As it happens, Karl Ove also does something like this in My Struggle. When he first meets Linda at a writer’s retreat his attraction to her is overwhelming. On the last night of the retreat he tells her how much he admires her, but she rejects him. He walks back to his room (“as though in a tunnel where nothing existed except myself”) and throws a glass against the wall:

I took the biggest shard I could find and started cutting my face. I did it methodically, making the cuts as deep as I could, and covered my whole face. The chin, cheeks, forehead, nose, underneath the chin. At regular intervals I wiped away the blood with a towel. Kept cutting. Wiped the blood away. By the time I was satisfied with my handiwork there was hardly room for one more cut, and I went to bed.

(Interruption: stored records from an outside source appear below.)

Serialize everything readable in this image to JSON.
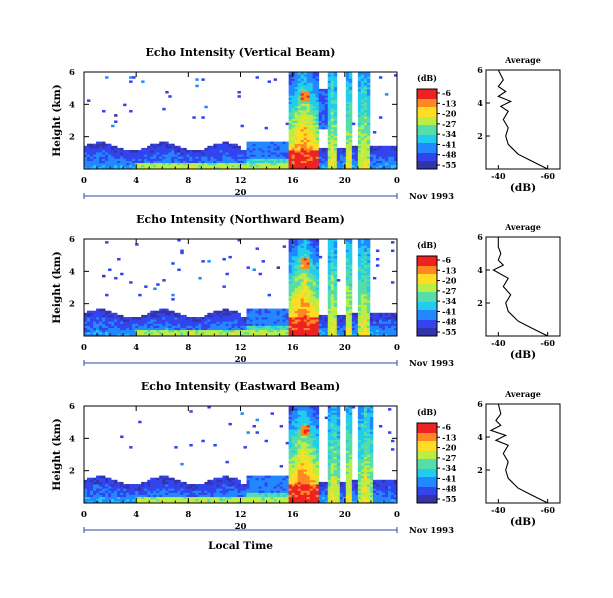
{
  "chart_data": [
    {
      "type": "heatmap",
      "title": "Echo Intensity (Vertical Beam)",
      "ylabel": "Height (km)",
      "xlabel": "",
      "x_ticks": [
        "0",
        "4",
        "8",
        "12",
        "16",
        "20",
        "0"
      ],
      "y_ticks": [
        "2",
        "4",
        "6"
      ],
      "xlim": [
        0,
        24
      ],
      "ylim": [
        0,
        6
      ],
      "date_label": "20",
      "month_label": "Nov 1993",
      "colorbar": {
        "unit": "(dB)",
        "ticks": [
          "-6",
          "-13",
          "-20",
          "-27",
          "-34",
          "-41",
          "-48",
          "-55"
        ]
      },
      "profile": {
        "title": "Average",
        "xlabel": "(dB)",
        "x_ticks": [
          "-40",
          "-60"
        ],
        "y_ticks": [
          "2",
          "4",
          "6"
        ],
        "height_km": [
          0.0,
          0.3,
          0.6,
          0.9,
          1.2,
          1.5,
          2.0,
          2.5,
          3.0,
          3.5,
          3.8,
          4.1,
          4.4,
          4.7,
          5.0,
          5.4,
          6.0
        ],
        "db": [
          -60,
          -56,
          -52,
          -48,
          -46,
          -44,
          -43,
          -44,
          -42,
          -44,
          -41,
          -45,
          -40,
          -43,
          -40,
          -42,
          -40
        ]
      }
    },
    {
      "type": "heatmap",
      "title": "Echo Intensity (Northward Beam)",
      "ylabel": "Height (km)",
      "xlabel": "",
      "x_ticks": [
        "0",
        "4",
        "8",
        "12",
        "16",
        "20",
        "0"
      ],
      "y_ticks": [
        "2",
        "4",
        "6"
      ],
      "xlim": [
        0,
        24
      ],
      "ylim": [
        0,
        6
      ],
      "date_label": "20",
      "month_label": "Nov 1993",
      "colorbar": {
        "unit": "(dB)",
        "ticks": [
          "-6",
          "-13",
          "-20",
          "-27",
          "-34",
          "-41",
          "-48",
          "-55"
        ]
      },
      "profile": {
        "title": "Average",
        "xlabel": "(dB)",
        "x_ticks": [
          "-40",
          "-60"
        ],
        "y_ticks": [
          "2",
          "4",
          "6"
        ],
        "height_km": [
          0.0,
          0.3,
          0.6,
          0.9,
          1.2,
          1.5,
          2.0,
          2.5,
          3.0,
          3.5,
          4.0,
          4.3,
          4.6,
          5.0,
          5.4,
          6.0
        ],
        "db": [
          -60,
          -56,
          -52,
          -48,
          -46,
          -44,
          -43,
          -45,
          -42,
          -44,
          -38,
          -42,
          -40,
          -41,
          -40,
          -40
        ]
      }
    },
    {
      "type": "heatmap",
      "title": "Echo Intensity (Eastward Beam)",
      "ylabel": "Height (km)",
      "xlabel": "Local Time",
      "x_ticks": [
        "0",
        "4",
        "8",
        "12",
        "16",
        "20",
        "0"
      ],
      "y_ticks": [
        "2",
        "4",
        "6"
      ],
      "xlim": [
        0,
        24
      ],
      "ylim": [
        0,
        6
      ],
      "date_label": "20",
      "month_label": "Nov 1993",
      "colorbar": {
        "unit": "(dB)",
        "ticks": [
          "-6",
          "-13",
          "-20",
          "-27",
          "-34",
          "-41",
          "-48",
          "-55"
        ]
      },
      "profile": {
        "title": "Average",
        "xlabel": "(dB)",
        "x_ticks": [
          "-40",
          "-60"
        ],
        "y_ticks": [
          "2",
          "4",
          "6"
        ],
        "height_km": [
          0.0,
          0.3,
          0.6,
          0.9,
          1.2,
          1.5,
          2.0,
          2.5,
          3.0,
          3.5,
          3.8,
          4.1,
          4.4,
          4.7,
          5.0,
          5.4,
          6.0
        ],
        "db": [
          -60,
          -56,
          -52,
          -48,
          -46,
          -44,
          -43,
          -44,
          -42,
          -44,
          -39,
          -43,
          -37,
          -41,
          -39,
          -41,
          -40
        ]
      }
    }
  ],
  "colormap": [
    "#3333aa",
    "#3344ee",
    "#2288ff",
    "#22ccee",
    "#55ddaa",
    "#bbee44",
    "#ffdd22",
    "#ff8822",
    "#ee2222"
  ]
}
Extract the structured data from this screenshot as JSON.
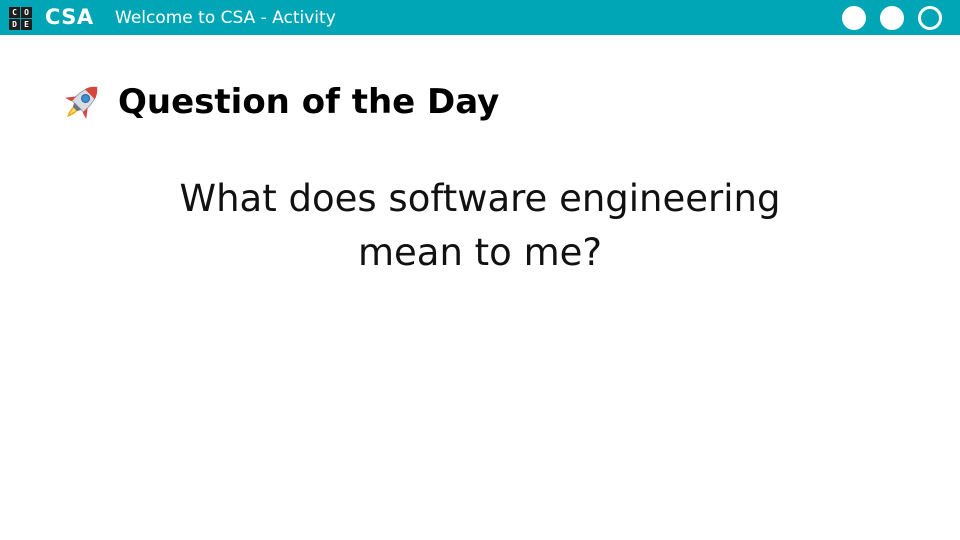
{
  "header": {
    "logo_letters": [
      "C",
      "O",
      "D",
      "E"
    ],
    "brand": "CSA",
    "title": "Welcome to CSA - Activity",
    "background_color": "#00A6B5",
    "controls": [
      {
        "name": "circle-button-1",
        "style": "filled"
      },
      {
        "name": "circle-button-2",
        "style": "filled"
      },
      {
        "name": "circle-button-3",
        "style": "outline"
      }
    ]
  },
  "section": {
    "icon": "rocket-icon",
    "title": "Question of the Day"
  },
  "question": {
    "line1": "What does software engineering",
    "line2": "mean to me?"
  }
}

Calm, precise, determined: Knausgaard’s description of cutting his face seems like it should be chilling. But in fact he never does seem creepily dissociated—at least not beyond the span of the act itself. Karl Ove may have felt in that moment as if he were in a tunnel where nothing existed except himself, but My Struggle, though it follows the life of one man over thousands of pages, though it has no real characters other than Karl Ove himself, never seems to be written from within that tunnel. When Karl Ove describes the small-bore details of his life, it’s not a sign of dissociation but the opposite: a recuperative attempt to grasp and hold all the parts of his life together in a loose, provisional, shifting whole.

After cutting his face, Karl Ove goes to sleep but, unlike Henrik, he wakes up the next morning in a world of social and familial obligation:

Long before I woke I knew something terrible had taken place. My face stung and ached. The second I awoke I remembered what had happened.

I won’t survive this, I thought.

In his homely way, he looks ahead at the day’s agenda, now to be fulfilled with fresh red gouges all over his face:

I had to go home, meet Tonje at the Quartfestival, we had booked a room six months before, with Yngve and Kari Anne. This was our holiday. She loved me. And now I had done this.

I smacked my fist against the mattress.

And then there were all the people here.

They would see the ignominy.

I couldn’t hide it. Everyone would see. I was marked, I had marked myself.

I looked at the pillow. It was covered in blood. I felt my face. It was ridged all over.

And I was still drunk, I could barely stand up.

I pulled the heavy curtain aside. Light flooded into the room. There was a group of people sitting outside, surrounded by knapsacks and suitcases, it would soon be time for farewells.

I smashed my fist against the headboard.

I had to face the music. There was no way out. I had to face the music.

His colleagues are shocked. On the city streets “everyone stared at me, and they gave me a wide berth.” His wife cries. It’s all as bad as he feared, but then, eventually, it’s over, another thing that has flowed through his life.

Knausgaard seems to offer us a kind of working model of adult sanity—a sanity capacious enough to accommodate even an episode of temporary insanity, as well as emotional volatility, occasional excessive drinking, unsociable feelings, impulsive emigrations, the attenuation of romantic excitement, periodic resentment of family responsibilities, the frustration of writing badly, and the manic joy of writing well.

It’s a sanity that doesn’t require perfect understanding of one’s life. My Struggle rarely offers psychological explanation or analysis. Like many people, Karl Ove walks around with a store of pop psychology rattling around his head. “If I had forgotten something that happened in my childhood it was probably due to repression; if I became really furious about something it was probably due to projection, and the fact that I always tried to please people I met had something to do with my father and my relationship with him.” But he’s dismissive of it—it’s the kind of superficial knowledge that he tries to unknow as he writes his novel. “How did I end up here? Why did things turn out like this?” he asks in Book One. If there are answers to such questions, Knausgaard suggests, they can’t be reached by shortcuts.